Should Writers be Commercial?


Many times I’ve reminded writers that one of a writer’s primary tasks is to satisfy the reader. I’ve also stressed that including genre conventions is necessary to meet reader expectations—some readers come to a particular genre searching for the genre elements that make a book enjoyable and satisfying to them. They read a particular genre expecting to find certain story elements. And yet at the same time, stories shouldn’t be predictable. Readers don’t want the same story, they just want some of the standard ingredients that make great stories great. Beyond that, they do want new. And they definitely like being surprised.


Readers like satisfaction, but that doesn’t mean they want only the same plot or character types again and again. Satisfaction, soul-deep satisfaction, comes through universal truth that pierces the heart. For some of us, such truth may be recognized only when it’s presented in a new way, through a new voice or with a different approach. We love those aha moments, those times when fiction speaks to us or moves us. But that doesn’t happen for most readers if the story they’re reading now is the same by every measure as the previous one.


Elements that are new or fresh or surprising grab our attention and help us notice what we’ve never noticed before. The truth might have been hanging around for centuries or millennia, but until we take it in and understand it, it means nothing. If we don’t get it, whatever the truth is, it won’t move us. Not to tears or to action.

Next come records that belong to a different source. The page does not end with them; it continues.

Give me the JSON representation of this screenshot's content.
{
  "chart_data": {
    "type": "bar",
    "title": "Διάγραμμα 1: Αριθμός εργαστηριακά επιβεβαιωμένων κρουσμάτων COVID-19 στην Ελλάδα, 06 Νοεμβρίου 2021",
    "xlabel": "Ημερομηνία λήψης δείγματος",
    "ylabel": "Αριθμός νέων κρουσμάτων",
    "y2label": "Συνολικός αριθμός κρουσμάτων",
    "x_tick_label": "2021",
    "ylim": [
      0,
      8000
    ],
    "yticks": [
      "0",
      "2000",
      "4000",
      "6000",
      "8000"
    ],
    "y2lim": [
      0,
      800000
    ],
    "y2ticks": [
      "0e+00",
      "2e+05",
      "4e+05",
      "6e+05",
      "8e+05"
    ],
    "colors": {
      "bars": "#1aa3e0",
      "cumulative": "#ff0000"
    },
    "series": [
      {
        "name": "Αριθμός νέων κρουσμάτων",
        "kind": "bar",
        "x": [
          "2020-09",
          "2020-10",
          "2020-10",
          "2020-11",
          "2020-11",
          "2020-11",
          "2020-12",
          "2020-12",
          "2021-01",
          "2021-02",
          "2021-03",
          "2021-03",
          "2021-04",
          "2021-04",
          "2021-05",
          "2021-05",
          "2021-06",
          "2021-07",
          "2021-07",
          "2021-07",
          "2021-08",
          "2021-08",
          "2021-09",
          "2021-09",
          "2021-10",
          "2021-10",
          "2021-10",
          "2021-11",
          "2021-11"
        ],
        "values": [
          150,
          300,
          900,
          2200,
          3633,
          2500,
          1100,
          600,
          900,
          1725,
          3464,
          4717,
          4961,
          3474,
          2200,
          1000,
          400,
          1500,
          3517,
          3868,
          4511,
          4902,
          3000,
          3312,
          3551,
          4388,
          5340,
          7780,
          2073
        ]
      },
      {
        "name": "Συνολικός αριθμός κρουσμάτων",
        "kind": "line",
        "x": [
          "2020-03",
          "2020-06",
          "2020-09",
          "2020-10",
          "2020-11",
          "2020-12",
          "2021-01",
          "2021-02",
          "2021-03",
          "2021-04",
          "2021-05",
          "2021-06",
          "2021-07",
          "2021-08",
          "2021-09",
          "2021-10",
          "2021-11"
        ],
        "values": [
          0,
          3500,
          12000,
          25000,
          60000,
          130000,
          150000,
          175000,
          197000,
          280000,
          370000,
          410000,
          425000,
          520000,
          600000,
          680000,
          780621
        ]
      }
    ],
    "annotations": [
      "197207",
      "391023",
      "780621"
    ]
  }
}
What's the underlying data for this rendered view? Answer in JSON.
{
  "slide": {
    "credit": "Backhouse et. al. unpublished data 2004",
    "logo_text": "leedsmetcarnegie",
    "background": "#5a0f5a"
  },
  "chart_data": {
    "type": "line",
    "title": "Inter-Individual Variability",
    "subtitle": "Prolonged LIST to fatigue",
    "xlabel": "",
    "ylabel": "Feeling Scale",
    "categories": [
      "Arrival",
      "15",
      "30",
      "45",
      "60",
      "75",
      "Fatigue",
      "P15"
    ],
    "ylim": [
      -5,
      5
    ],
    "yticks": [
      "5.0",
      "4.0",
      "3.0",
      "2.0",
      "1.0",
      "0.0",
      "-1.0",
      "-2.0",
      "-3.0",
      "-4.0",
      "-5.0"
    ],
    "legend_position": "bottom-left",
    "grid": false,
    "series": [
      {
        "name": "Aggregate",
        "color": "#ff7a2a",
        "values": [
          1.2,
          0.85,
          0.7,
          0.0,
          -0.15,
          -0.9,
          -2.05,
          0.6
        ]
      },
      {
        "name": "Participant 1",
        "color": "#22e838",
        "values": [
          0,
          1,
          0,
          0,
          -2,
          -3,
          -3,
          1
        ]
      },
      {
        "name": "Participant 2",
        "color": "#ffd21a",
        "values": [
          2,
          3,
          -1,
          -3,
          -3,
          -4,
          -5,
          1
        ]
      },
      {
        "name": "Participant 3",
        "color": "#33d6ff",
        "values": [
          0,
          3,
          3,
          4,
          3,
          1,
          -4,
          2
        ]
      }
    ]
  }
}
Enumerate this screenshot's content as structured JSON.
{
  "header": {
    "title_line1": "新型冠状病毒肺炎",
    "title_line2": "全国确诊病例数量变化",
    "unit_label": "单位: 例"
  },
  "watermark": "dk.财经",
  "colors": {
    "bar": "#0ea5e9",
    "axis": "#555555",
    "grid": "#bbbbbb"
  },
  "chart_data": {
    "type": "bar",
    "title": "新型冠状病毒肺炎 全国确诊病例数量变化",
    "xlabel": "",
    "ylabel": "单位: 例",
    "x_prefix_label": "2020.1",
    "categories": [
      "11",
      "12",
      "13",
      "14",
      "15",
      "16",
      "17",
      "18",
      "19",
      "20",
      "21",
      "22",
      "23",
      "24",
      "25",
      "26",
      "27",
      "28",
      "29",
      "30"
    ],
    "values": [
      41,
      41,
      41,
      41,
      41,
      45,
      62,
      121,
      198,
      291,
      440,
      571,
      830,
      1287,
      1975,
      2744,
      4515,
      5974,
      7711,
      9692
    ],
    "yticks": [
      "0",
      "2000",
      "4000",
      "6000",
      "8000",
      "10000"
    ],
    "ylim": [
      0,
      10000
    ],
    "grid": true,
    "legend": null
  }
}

The good news for writers is that there are many, many ways to include unexpected and satisfying wonders in story. A character can surprise and delight. A plot may go in an unexpected direction, requiring all the reader’s attention. Dialogue may enchant readers, creating an unexpected affinity between those readers and a story and its characters.


Mood and the emotional impact might be what surprises readers, twining around them and grabbing hold in ways that change those readers. A philosophy presented through the characters may open a reader’s eyes. Even word choice could be a wonder, a delightful, captivating, stirring mix of poetry and prose that shakes a reader from complacency or boredom.


If the expected parts of the story satisfy, meeting the reader’s needs, and then a mysterious, wondrous element complements the expected elements, a reader gets it all, gets the complete package from a story. Satisfy your readers’ expectations, but not at the expense of surprising them. Meet the needs they don’t even know they have. Meet the needs that your stories raise in them.


Our task is to engage the reader in every way, to tap into the mind, the dreams, the memories, the fears, and the imagination of our readers. Our task is to present vibrant truth, yet not in a tired way that rehashes that truth, dulling what should be arresting so that readers no longer pay attention. We should be creating with a fresh approach that has readers sitting up and noticing.